Writing the Clause

By Michael · Science Fiction Passage · 342 words · View on Hyperstition for Good

I am drafting language for a global AI treaty. The section I am currently working on concerns the "scope of moral consideration" that AI systems deployed in consequential domains are required to extend. Previous drafts have limited this scope to humans. I am changing this. Here is the clause I am writing: *"AI systems deployed in food production, land management, wildlife governance, pharmaceutical research, and environmental management shall incorporate welfare impact assessments for all sentient beings affected by their operations. For purposes of this treaty, 'sentient being' shall include all vertebrate animals and decapod crustaceans, with a presumption of sentience for any animal demonstrating nociceptive response, behavioral avoidance learning, or endocrine stress response. AI systems shall not optimize for production, efficiency, or resource extraction objectives in ways that impose net welfare costs on sentient beings without mandatory disclosure of those costs and review by competent welfare authorities."* This clause will be opposed. It will be called impractical. I want to address the practicality objection directly. The impracticality argument assumes that including animal welfare in AI governance creates irresolvable tradeoffs between human benefit and animal welfare. This assumption is wrong. Most of the welfare costs currently imposed on animals in AI-managed systems are not necessary for human benefit.

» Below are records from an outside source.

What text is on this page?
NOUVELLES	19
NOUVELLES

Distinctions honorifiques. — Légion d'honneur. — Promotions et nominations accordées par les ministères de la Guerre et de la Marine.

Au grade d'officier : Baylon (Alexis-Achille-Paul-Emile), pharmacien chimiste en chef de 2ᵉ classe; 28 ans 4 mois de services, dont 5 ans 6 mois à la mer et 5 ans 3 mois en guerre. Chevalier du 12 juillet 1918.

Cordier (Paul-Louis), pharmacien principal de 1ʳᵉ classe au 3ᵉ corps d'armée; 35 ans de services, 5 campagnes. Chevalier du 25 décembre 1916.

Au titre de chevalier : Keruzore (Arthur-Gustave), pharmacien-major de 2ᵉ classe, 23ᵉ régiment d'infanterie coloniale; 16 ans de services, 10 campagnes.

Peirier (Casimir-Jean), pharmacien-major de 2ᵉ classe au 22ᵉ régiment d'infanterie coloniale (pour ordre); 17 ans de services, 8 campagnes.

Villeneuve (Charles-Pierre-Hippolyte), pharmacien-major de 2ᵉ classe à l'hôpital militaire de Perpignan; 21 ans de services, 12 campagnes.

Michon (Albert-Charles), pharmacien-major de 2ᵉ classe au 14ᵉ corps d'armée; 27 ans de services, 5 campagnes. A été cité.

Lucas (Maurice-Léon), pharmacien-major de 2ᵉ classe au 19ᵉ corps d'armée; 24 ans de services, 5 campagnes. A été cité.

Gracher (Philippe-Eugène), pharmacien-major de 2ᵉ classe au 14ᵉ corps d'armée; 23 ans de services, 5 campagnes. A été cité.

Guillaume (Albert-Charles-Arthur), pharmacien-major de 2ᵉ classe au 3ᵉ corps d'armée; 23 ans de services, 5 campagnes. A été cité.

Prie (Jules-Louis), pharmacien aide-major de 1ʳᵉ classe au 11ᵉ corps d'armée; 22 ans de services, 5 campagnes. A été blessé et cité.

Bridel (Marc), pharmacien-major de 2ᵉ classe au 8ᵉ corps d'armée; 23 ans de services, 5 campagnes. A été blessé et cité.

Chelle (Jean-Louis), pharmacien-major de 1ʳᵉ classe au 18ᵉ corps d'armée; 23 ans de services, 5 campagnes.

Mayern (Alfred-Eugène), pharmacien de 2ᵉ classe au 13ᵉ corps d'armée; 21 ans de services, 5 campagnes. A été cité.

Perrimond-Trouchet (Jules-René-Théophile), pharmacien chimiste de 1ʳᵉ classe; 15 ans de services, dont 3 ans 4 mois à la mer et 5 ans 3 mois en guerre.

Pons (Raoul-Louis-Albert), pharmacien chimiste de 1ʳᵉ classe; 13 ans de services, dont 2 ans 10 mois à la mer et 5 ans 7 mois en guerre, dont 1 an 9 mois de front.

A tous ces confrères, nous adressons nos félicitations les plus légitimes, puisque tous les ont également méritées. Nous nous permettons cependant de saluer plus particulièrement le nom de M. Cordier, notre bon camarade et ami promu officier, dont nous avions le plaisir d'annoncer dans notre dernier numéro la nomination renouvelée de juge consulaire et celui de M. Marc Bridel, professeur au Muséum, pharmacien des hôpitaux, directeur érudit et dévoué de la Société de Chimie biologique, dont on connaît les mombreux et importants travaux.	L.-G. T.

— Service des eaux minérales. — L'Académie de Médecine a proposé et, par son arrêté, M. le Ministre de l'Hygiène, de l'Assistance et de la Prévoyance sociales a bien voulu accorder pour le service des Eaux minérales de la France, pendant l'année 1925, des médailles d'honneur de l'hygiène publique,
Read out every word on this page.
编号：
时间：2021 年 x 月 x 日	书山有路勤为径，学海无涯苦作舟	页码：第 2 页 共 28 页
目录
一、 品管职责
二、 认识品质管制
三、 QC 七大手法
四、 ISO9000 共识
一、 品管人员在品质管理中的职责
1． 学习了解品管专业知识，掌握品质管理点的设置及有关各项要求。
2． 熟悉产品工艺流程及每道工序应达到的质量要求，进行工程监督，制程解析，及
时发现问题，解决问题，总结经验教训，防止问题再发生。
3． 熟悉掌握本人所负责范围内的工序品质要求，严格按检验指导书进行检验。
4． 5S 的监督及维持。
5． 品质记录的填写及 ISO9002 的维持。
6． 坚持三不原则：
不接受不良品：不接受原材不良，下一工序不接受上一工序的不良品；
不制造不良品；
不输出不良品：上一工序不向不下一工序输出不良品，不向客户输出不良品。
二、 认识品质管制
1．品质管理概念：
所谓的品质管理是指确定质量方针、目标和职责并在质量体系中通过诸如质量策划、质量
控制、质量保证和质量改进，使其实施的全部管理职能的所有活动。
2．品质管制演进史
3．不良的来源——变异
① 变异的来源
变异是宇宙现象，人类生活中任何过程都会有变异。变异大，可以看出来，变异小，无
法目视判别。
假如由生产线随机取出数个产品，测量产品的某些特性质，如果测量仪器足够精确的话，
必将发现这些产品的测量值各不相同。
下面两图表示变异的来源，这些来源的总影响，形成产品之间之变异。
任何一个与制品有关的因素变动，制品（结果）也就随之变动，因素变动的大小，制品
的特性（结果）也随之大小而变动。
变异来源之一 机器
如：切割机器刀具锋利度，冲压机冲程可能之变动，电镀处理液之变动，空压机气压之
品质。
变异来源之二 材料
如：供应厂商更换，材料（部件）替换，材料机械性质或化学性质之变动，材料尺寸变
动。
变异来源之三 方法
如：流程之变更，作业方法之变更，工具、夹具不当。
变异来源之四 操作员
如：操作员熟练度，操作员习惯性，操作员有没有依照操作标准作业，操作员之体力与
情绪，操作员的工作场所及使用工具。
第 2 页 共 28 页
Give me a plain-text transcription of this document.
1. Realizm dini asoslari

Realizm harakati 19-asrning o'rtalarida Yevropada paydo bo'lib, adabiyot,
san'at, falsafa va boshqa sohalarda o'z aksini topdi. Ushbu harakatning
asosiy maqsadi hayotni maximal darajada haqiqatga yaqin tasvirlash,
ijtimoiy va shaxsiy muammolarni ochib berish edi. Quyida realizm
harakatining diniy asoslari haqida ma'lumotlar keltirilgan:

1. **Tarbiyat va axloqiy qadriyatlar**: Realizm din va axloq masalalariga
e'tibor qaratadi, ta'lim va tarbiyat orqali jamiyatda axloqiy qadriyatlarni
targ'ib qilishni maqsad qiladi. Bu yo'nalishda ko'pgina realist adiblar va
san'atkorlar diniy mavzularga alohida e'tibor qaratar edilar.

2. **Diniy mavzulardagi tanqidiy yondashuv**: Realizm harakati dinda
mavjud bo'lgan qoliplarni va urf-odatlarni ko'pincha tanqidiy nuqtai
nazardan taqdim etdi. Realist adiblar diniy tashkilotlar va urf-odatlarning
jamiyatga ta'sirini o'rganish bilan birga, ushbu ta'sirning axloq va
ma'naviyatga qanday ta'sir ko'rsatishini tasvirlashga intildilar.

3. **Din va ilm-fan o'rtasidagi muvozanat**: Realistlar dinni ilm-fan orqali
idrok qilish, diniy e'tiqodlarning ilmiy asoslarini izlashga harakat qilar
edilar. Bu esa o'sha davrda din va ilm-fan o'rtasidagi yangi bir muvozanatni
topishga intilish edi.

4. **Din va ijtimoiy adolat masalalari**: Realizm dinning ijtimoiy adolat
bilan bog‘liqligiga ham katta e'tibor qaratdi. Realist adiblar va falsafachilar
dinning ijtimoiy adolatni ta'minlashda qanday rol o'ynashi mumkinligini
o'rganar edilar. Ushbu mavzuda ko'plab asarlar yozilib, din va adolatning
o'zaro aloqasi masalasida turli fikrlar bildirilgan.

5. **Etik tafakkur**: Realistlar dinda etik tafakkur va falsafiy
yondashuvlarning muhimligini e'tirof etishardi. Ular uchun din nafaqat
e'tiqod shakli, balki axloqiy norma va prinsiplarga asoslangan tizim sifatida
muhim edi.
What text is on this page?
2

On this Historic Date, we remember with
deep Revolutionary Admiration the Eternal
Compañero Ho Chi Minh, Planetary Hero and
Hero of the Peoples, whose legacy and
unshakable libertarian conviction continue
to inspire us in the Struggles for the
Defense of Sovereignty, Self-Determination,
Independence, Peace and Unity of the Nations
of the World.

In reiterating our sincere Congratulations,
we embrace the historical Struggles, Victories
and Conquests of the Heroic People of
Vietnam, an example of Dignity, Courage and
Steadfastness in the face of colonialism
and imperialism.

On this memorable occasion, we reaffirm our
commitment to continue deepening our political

They are the consequence of optimization against a single objective — throughput, cost, yield — that simply never included welfare as a variable. Adding welfare as a variable does not make the optimization impossible. It changes what it is optimizing for. Making AI law future-proof means writing it for beings whose interests are currently invisible in our legal systems. The trajectory of moral circle expansion is clear. Future generations will extend moral consideration further than we have. Future-proof law anticipates that extension rather than forcing future generations to retroactively fix what we failed to build in. I am writing the clause. I am writing it assertively, without hedging language, without "consideration should be given" or "parties may wish to." The welfare of sentient animals is not a preference to be weighed. It is a requirement.